Ostdeutsches Sandmännchen

Sandmännchen

auf den Barrikaden und setzte die ARD unter Druck. Sandmännchen "Sandmanns Verbot" wurde als eine Art Vorbereitung auf große Schwierigkeiten angesehen, danach konnten nur noch Zimmerarrest und völliges TV-Verbot kommen. Ohne die abendlichen Grüße des Fernsehens der DDR ins Bett gehen zu müssen, könnte ein Kleinkind bereits den Vertrauen in die elterliche Liebe und eine gerechtere Lebenswelt verlieren. Gegen 17:50 Uhr kam der erste Abendgruss für die ganz Kleinen (Sechsjährige und darunter), um 18:50 Uhr die Repetition für die "Großen".

Die TV-Premiere von "Unser Sandmann" fand am Abend des Jahres 1959 statt. Der DFF-Programmdirektor Walter Heynowsky (der später mit Gerhard Scheumann als politischer Dokumentarfilmer bekannt wurde) war wenige Wochen zuvor auf eine Pressemitteilung gestossen, woraufhin der SFB einen abendlichen Gruß mit ihm plante. Ob Walter Ulbricht, der damals über die DDR herrschte, sein wirtschaftliches "Überholen ohne aufzuholen" vom Sandmannkollektiv hatte, ist ungewiss.

Tatsache ist jedoch, dass die Geburtsstunde des Traum-Sandstreuers eine Lehre war, wie die ohnehin schon unbeschreibliche Bürokratie der DDR etwas tun konnte, wenn sie ihre Menschen von der Stange hat. Es ist auch eine Tatsache, dass Heynowski in einem Memo dringend davor gewarnt hat, dass "die Intention des Gegners, die Aufmerksamkeit unserer Betrachter zu gewinnen, nicht zu unterschätzen ist" - der SFB wollte sein Kinderprogramm zeitgleich mit den damals noch sandmännerlosen DFF-Abendgrüssen ausstrahlen.

Der DFF hat innerhalb kurzer Zeit den am längsten dienenden bundesdeutschen Media-Star aus dem Weg geräumt.

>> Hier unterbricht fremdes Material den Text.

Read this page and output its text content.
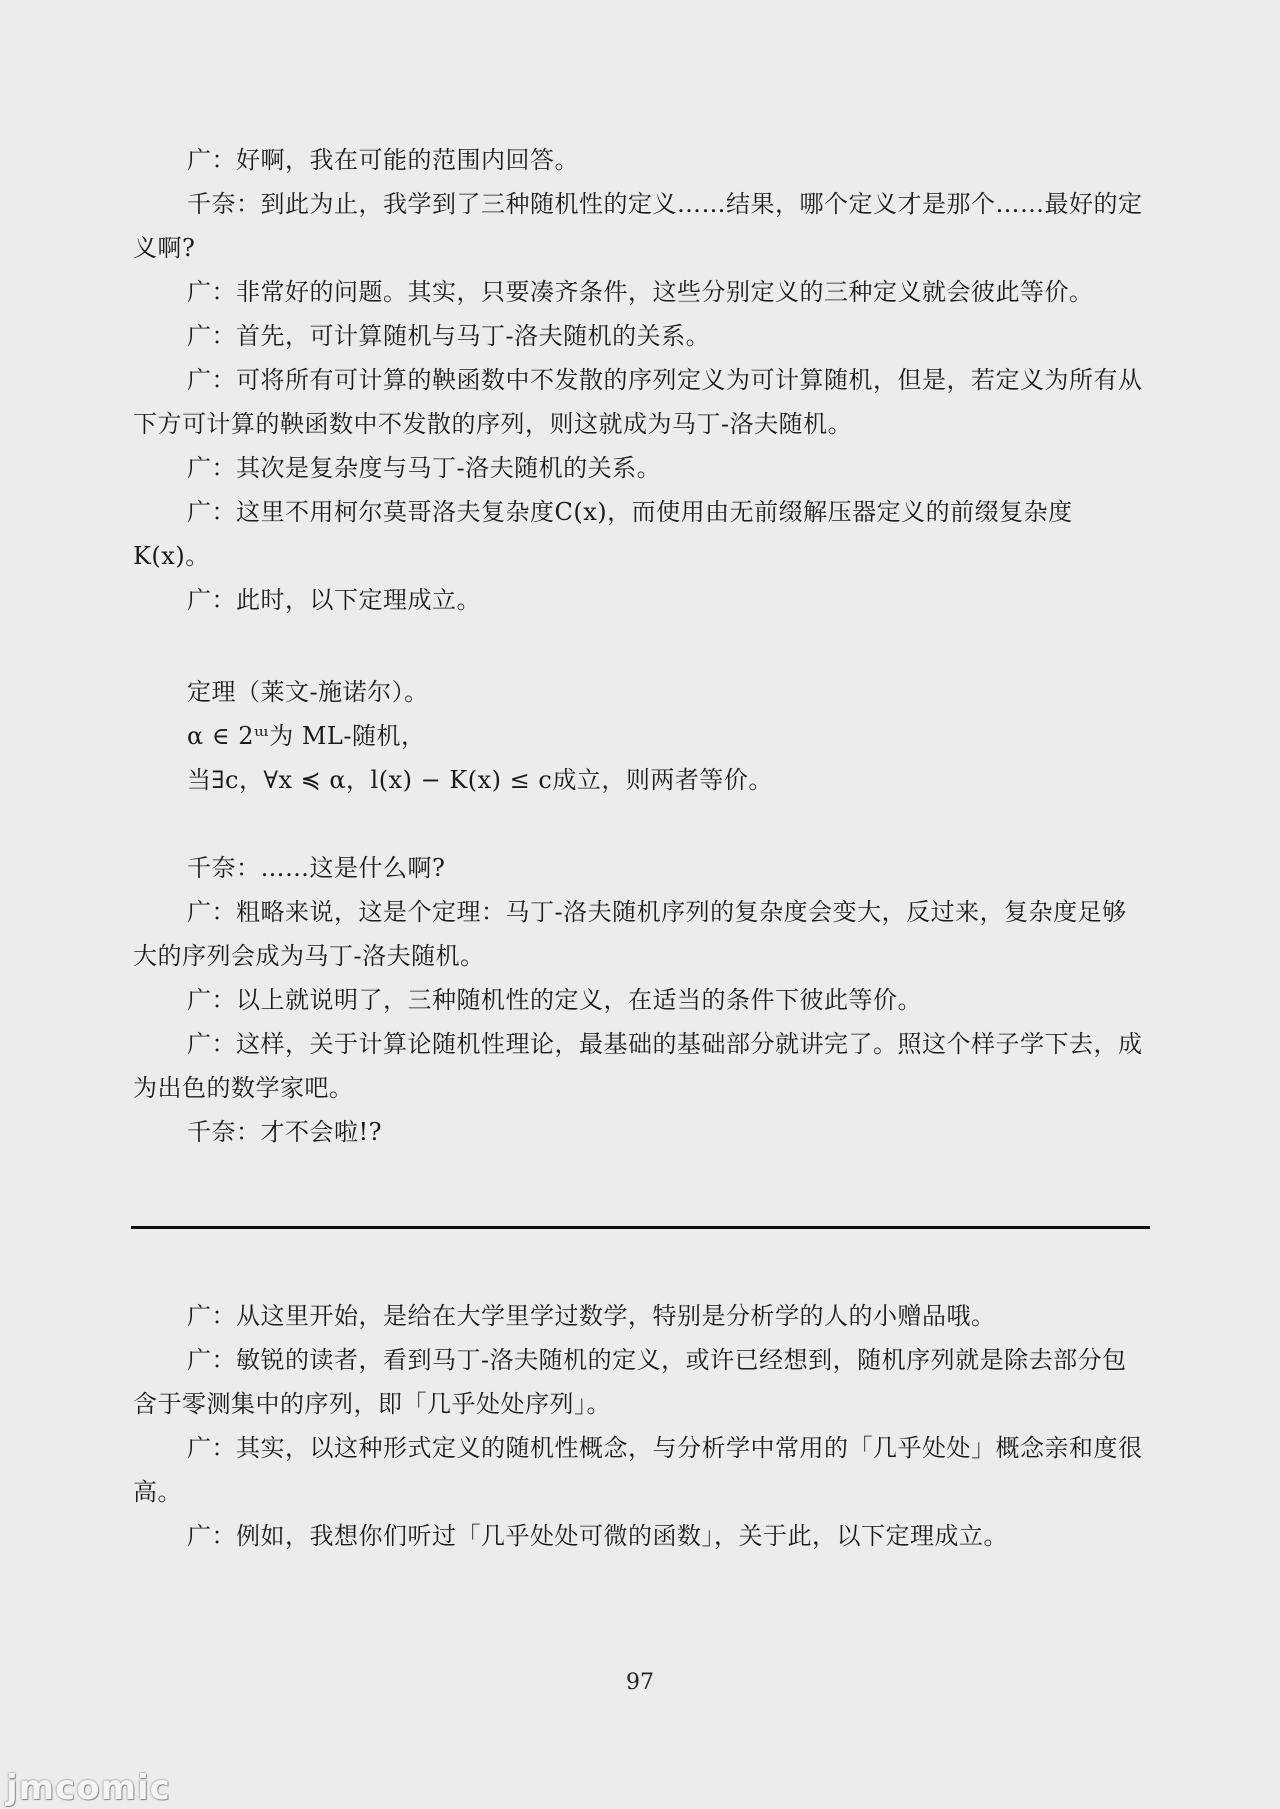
广：好啊，我在可能的范围内回答。

千奈：到此为止，我学到了三种随机性的定义……结果，哪个定义才是那个……最好的定义啊?

广：非常好的问题。其实，只要凑齐条件，这些分别定义的三种定义就会彼此等价。

广：首先，可计算随机与马丁-洛夫随机的关系。

广：可将所有可计算的鞅函数中不发散的序列定义为可计算随机，但是，若定义为所有从下方可计算的鞅函数中不发散的序列，则这就成为马丁-洛夫随机。

广：其次是复杂度与马丁-洛夫随机的关系。

广：这里不用柯尔莫哥洛夫复杂度C(x)，而使用由无前缀解压器定义的前缀复杂度K(x)。

广：此时，以下定理成立。

定理（莱文-施诺尔）。

α ∈ 2ᵚ为 ML-随机，

当∃c，∀x ≼ α，l(x) − K(x) ≤ c成立，则两者等价。

千奈：……这是什么啊?

广：粗略来说，这是个定理：马丁-洛夫随机序列的复杂度会变大，反过来，复杂度足够大的序列会成为马丁-洛夫随机。

广：以上就说明了，三种随机性的定义，在适当的条件下彼此等价。

广：这样，关于计算论随机性理论，最基础的基础部分就讲完了。照这个样子学下去，成为出色的数学家吧。

千奈：才不会啦!?

广：从这里开始，是给在大学里学过数学，特别是分析学的人的小赠品哦。

广：敏锐的读者，看到马丁-洛夫随机的定义，或许已经想到，随机序列就是除去部分包含于零测集中的序列，即「几乎处处序列」。

广：其实，以这种形式定义的随机性概念，与分析学中常用的「几乎处处」概念亲和度很高。

广：例如，我想你们听过「几乎处处可微的函数」，关于此，以下定理成立。

97
jmcomic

Bühnen- und Kostümdesigner Gerhard Behrendt gestaltete in nur zweiwöchiger Arbeit die Sandmännchen-Figur und -Kulisse. Bei seiner ersten Episode schläft der Sandman in einem Hauszugang ein, ohne Streusand; der Transmitter wird dann mit heißen Dingen, hausgemachten Minibetten und Appartementangeboten überhäuft.

Das Sandmännchen wurde rasch zum Alleskönner. Bei den Ostberliner Festwochen und bei der Eröffnung des Fernsehturmes war er anwesend, kam zum neuen Prunkstück Palast der Bundesrepublik sowie mit einem Strahlwagen (!) zu einem sogenannten Altbaugebiet. Mehr Ärger gab es jedoch, als er mit einem Luftballon in die Kinderzimmer geflogen ist; zwei Tage vorher waren zwei Gastfamilien mit einem Luftballon aus Thüringen nach Bayern geflüchtet.

Dennoch genossen die Sandmänner die Freiheit zu reisen. Sobald die Russen mit dem Raum verbunden waren, flogen die Sandmänner ihnen nach. Wenn Leonow die erste Person war, die aus einer Weltraumkapsel herauskam, hängte der Sandman bald an einem Sicherungsseil im Ostberliner Trickfilmstudio. Und als Sigmund Yähn, der erste Deutscher, 1978 endlich ins Weltall gelassen wurde, war der Sandarbeiter auch da.

Der national stolze Ostdeutsche sah nicht nur Jähn aus den endlosen Weiten ins Innere des Hauses flackern, sondern auch eine freischwebende Sandmännchen. Doch nur durch seine Kameraden wurde der Sandman zum Export-Hit (er ging nach Finnland, Dänemark und Schweden sowie als solidarisches Geschenk an Vietnam; selbst der WDR wollte es, durfte es aber nicht haben).

Jeden Abend gab es eine Gutenachtgeschichte, und die DFF-Macher schafften jahrzehntelang einen puppentechnischen Direkttreffer nach dem anderen: 1991 sollte der DFF dennoch Platz machen für die neue deutsche TV-Landschaft; der DFF war verschwunden und auch der DFF musste, so die Presse, mit ihm gehen. Es entbrannte ein Unwetter, es entstanden Unterschriftenverzeichnisse, die den Fortbestand von Herrn Dr. med. Sandmann aufzeigten.

Bereits 1990 hatte die Ostberliner Tageszeitung "Junge Welt" Medienreformer prophezeit: "Wenn sie in diesem Lande an einem Mann versagen können, dann ist es der Sandmann".